Полиция просила правительство вырубить все кусты вдоль дороги из Хуста до Колочавы, а в лесах нарезать просеки, чтоб не было приволья Шугаевым збуйникам– разбойникам. В каждом селе устанавливали жандармский пост, тянули телеграфный провод. Однако и это не помогало. Мукачевские новости гремели о том, что из Праги, Братиславы и Брна направляют летучую сотню жандармов, чтоб надзирать за Миколой Шугаем (в селе его кликали Никола Сугай) и его черными хлопцами. Еще и готовили к облету гор аэропланы. Целую войну объявила чехословацкая власть этому заклятому горцу.

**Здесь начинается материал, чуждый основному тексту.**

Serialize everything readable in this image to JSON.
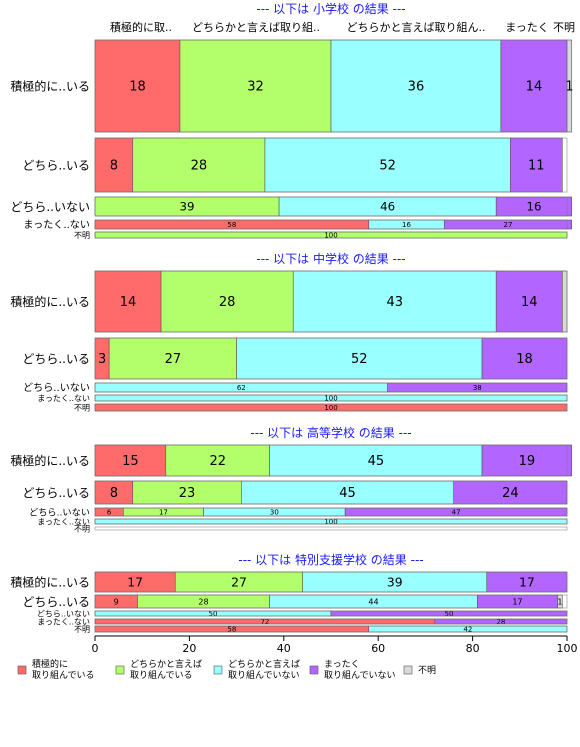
{
  "chart_data": {
    "type": "bar",
    "orientation": "horizontal-stacked",
    "xlim": [
      0,
      100
    ],
    "x_ticks": [
      "0",
      "20",
      "40",
      "60",
      "80",
      "100"
    ],
    "column_headers": [
      "積極的に取..",
      "どちらかと言えば取り組..",
      "どちらかと言えば取り組ん..",
      "まったく",
      "不明"
    ],
    "legend_position": "bottom",
    "series": [
      {
        "name": "積極的に\n取り組んでいる",
        "color": "#FF6B6B"
      },
      {
        "name": "どちらかと言えば\n取り組んでいる",
        "color": "#B3FF6B"
      },
      {
        "name": "どちらかと言えば\n取り組んでいない",
        "color": "#99FFFF"
      },
      {
        "name": "まったく\n取り組んでいない",
        "color": "#B266FF"
      },
      {
        "name": "不明",
        "color": "#D9D9D9"
      }
    ],
    "panels": [
      {
        "title": "--- 以下は 小学校 の結果 ---",
        "rows": [
          {
            "label": "積極的に..いる",
            "values": [
              18,
              32,
              36,
              14,
              1
            ],
            "labels": [
              "18",
              "32",
              "36",
              "14",
              "1"
            ]
          },
          {
            "label": "どちら..いる",
            "values": [
              8,
              28,
              52,
              11,
              0
            ],
            "labels": [
              "8",
              "28",
              "52",
              "11",
              ""
            ]
          },
          {
            "label": "どちら..いない",
            "values": [
              0,
              39,
              46,
              16,
              0
            ],
            "labels": [
              "",
              "39",
              "46",
              "16",
              ""
            ]
          },
          {
            "label": "まったく..ない",
            "values": [
              58,
              0,
              16,
              27,
              0
            ],
            "labels": [
              "58",
              "",
              "16",
              "27",
              ""
            ]
          },
          {
            "label": "不明",
            "values": [
              0,
              100,
              0,
              0,
              0
            ],
            "labels": [
              "",
              "100",
              "",
              "",
              ""
            ]
          }
        ]
      },
      {
        "title": "--- 以下は 中学校 の結果 ---",
        "rows": [
          {
            "label": "積極的に..いる",
            "values": [
              14,
              28,
              43,
              14,
              1
            ],
            "labels": [
              "14",
              "28",
              "43",
              "14",
              ""
            ]
          },
          {
            "label": "どちら..いる",
            "values": [
              3,
              27,
              52,
              18,
              0
            ],
            "labels": [
              "3",
              "27",
              "52",
              "18",
              ""
            ]
          },
          {
            "label": "どちら..いない",
            "values": [
              0,
              0,
              62,
              38,
              0
            ],
            "labels": [
              "",
              "",
              "62",
              "38",
              ""
            ]
          },
          {
            "label": "まったく..ない",
            "values": [
              0,
              0,
              100,
              0,
              0
            ],
            "labels": [
              "",
              "",
              "100",
              "",
              ""
            ]
          },
          {
            "label": "不明",
            "values": [
              100,
              0,
              0,
              0,
              0
            ],
            "labels": [
              "100",
              "",
              "",
              "",
              ""
            ]
          }
        ]
      },
      {
        "title": "--- 以下は 高等学校 の結果 ---",
        "rows": [
          {
            "label": "積極的に..いる",
            "values": [
              15,
              22,
              45,
              19,
              0
            ],
            "labels": [
              "15",
              "22",
              "45",
              "19",
              ""
            ]
          },
          {
            "label": "どちら..いる",
            "values": [
              8,
              23,
              45,
              24,
              0
            ],
            "labels": [
              "8",
              "23",
              "45",
              "24",
              ""
            ]
          },
          {
            "label": "どちら..いない",
            "values": [
              6,
              17,
              30,
              47,
              0
            ],
            "labels": [
              "6",
              "17",
              "30",
              "47",
              ""
            ]
          },
          {
            "label": "まったく..ない",
            "values": [
              0,
              0,
              100,
              0,
              0
            ],
            "labels": [
              "",
              "",
              "100",
              "",
              ""
            ]
          },
          {
            "label": "不明",
            "values": [
              0,
              0,
              0,
              0,
              0
            ],
            "labels": [
              "",
              "",
              "",
              "",
              ""
            ]
          }
        ]
      },
      {
        "title": "--- 以下は 特別支援学校 の結果 ---",
        "rows": [
          {
            "label": "積極的に..いる",
            "values": [
              17,
              27,
              39,
              17,
              0
            ],
            "labels": [
              "17",
              "27",
              "39",
              "17",
              ""
            ]
          },
          {
            "label": "どちら..いる",
            "values": [
              9,
              28,
              44,
              17,
              1
            ],
            "labels": [
              "9",
              "28",
              "44",
              "17",
              "1"
            ]
          },
          {
            "label": "どちら..いない",
            "values": [
              0,
              0,
              50,
              50,
              0
            ],
            "labels": [
              "",
              "",
              "50",
              "50",
              ""
            ]
          },
          {
            "label": "まったく..ない",
            "values": [
              72,
              0,
              0,
              28,
              0
            ],
            "labels": [
              "72",
              "",
              "",
              "28",
              ""
            ]
          },
          {
            "label": "不明",
            "values": [
              58,
              0,
              42,
              0,
              0
            ],
            "labels": [
              "58",
              "",
              "42",
              "",
              ""
            ]
          }
        ]
      }
    ]
  }
}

Теперь он стоял передо мной: невысокий, коренастый, плотный, как гриб-поддубовик. Уже не легинь-юноша, еще не уважаемый газда-хозяин. К полноватому лицу прилипла обрюзглая умешка, будто человек уксуса лизнул. В быстрых, внимательных глазах высекались то осколки льда, то побелевшие лезвия бритвы. Выпяченные оброслые скулы свидетельствовали о твердом, упрямом, своевольном нраве. Одна половина лица показалась мне серее, бледнее. Может, потому что у ватры сидит в одном положении, подумал я, то есть в профиль к огню. На голове сидела солдатская шапка, нахлобученная на уши. Из-под длинного резинового плаща блестели мягкие кожаные лапти. Грязные костлявые пальцы сжимали, словно птица ветку, чубук. Тягостная тревога заполняла простор вокруг этого человека.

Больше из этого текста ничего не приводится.